Why lead with an insult? Arrogant smugness may endear you to the cyberdivers but doesn't facilitate conversation.
It seems to me instead of this half-pregnant approach could be easily fixed by doing a quick roll-on-roll-off approach every few minutes as a part of regular diving activities.(you don't even have to look at the bottles to do it either) If you do want to look, great, you'll see you need it recharged or you don't.
Again, with the insults. However, you've acknowledged, as have others, that depressurization occurs. Unlike some, you have tacitly acknowledged that this is a potential problem and that you are taking steps to correct the situation. You're doing a rote roll-on, roll-off - not the solution I've found works best for me but you're still addressing the same concern. Maybe that's something we could talk about - I already know how thick my stream is and how short a distance it would have to go to wet your shoes.
Very simple, and takes nothing away from the dive, infact it becomes part of the program before you know it and you don't even consciously know you're doing it. It is SOP with our divers.
If you bump it, it's the same as any valve or piece of gear - check it.
Checking your gauges can be difficult to do if you're in the middle of a restriction or otherwise task loaded - the most likely time that the system will be accidentally purged. Roll-on, roll-off is only effective if you're doing it often enough to catch water before it enters the first stage. How often do you mindlessly do this during your dives?
What you don't want to get into is the idea that leaving anything half-way, part way, whatever, is anything other than a cludge where none is needed.

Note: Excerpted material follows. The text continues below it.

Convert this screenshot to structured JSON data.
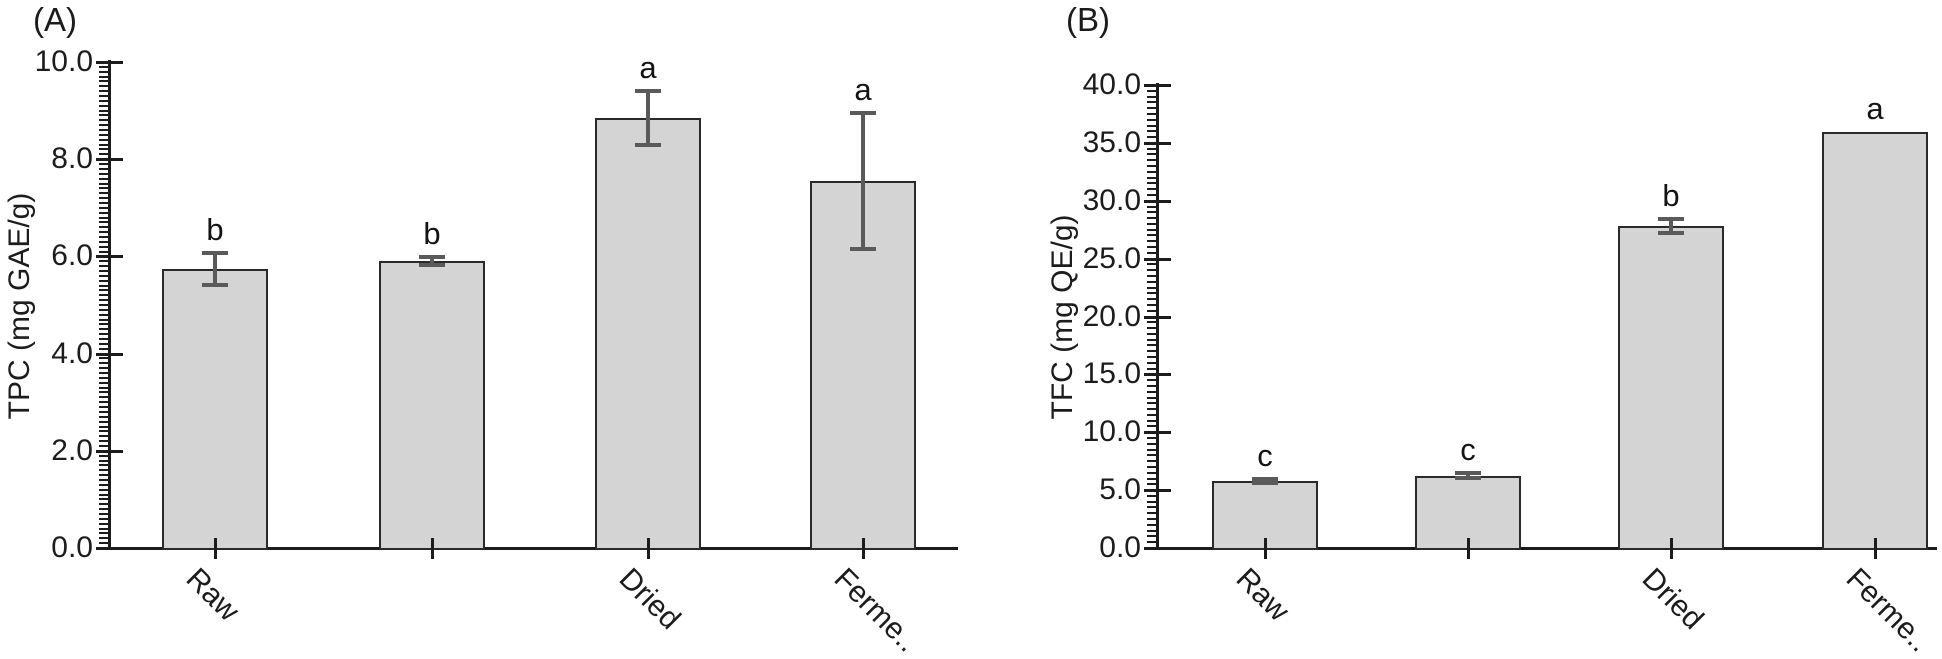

More than anything, your caveat regarding half-way efforts should include solutions, which is exactly what I've found roll-on, roll-off to be - a half-way solution to the problem. Better than nothing? Yes. Good enough? No.
I'm sure the first time you forget to shut off a bottle when you're dropping it and it runs off will be the last time you do it that way. I'd rather someone just use a safer approach than learn the hard way where your only inwater concern is the loss of the gas.

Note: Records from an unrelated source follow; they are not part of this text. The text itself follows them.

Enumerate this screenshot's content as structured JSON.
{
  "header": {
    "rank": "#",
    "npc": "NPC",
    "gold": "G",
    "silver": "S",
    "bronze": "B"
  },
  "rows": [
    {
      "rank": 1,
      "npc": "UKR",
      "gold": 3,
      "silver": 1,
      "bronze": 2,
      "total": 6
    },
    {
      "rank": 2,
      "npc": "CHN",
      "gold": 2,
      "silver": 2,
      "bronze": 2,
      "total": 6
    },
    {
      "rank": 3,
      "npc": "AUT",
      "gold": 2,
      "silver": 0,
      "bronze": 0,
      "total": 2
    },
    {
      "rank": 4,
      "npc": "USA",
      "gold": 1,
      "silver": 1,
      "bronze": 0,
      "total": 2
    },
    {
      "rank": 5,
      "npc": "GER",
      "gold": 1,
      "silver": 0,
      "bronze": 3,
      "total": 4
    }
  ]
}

In reverse order, loss of gas isn't the "only inwater concern" - the potential for a free-flow is real, too, as you have indicated. Aside from the loss of gas that can represent, it also adds to the task-loading and disrupts the protocols. Second, and to repeat what I've said twice before, when dropping a bottle, the system should be charged and the valve off. Carefully staging the dropped bottle should make an accidental purge nearly impossible and leaving the valve open, even partially, in this situation isn't worth the risk.
It really doesn't matter if it hasn't happened to you yet either.
I will admit I tend not to bash the crap out my gear while penetrating wrecks which is why I guess I don't flood them....yes even in salt water.
Dropping them down a couple decks? Whatever are you doing dude?
Diving wrecks - you know, something bigger and deeper than a jonboat in a quarry. Sheesh. I wasn't talking about dropping the bottles down a couple of decks, I was talking about the increased likelihood of flooding that comes from an increase in depth with a purged system. Sorry if I wasn't clear.
I'll skip the cheap parting shot in hope of a kinder, gentler world.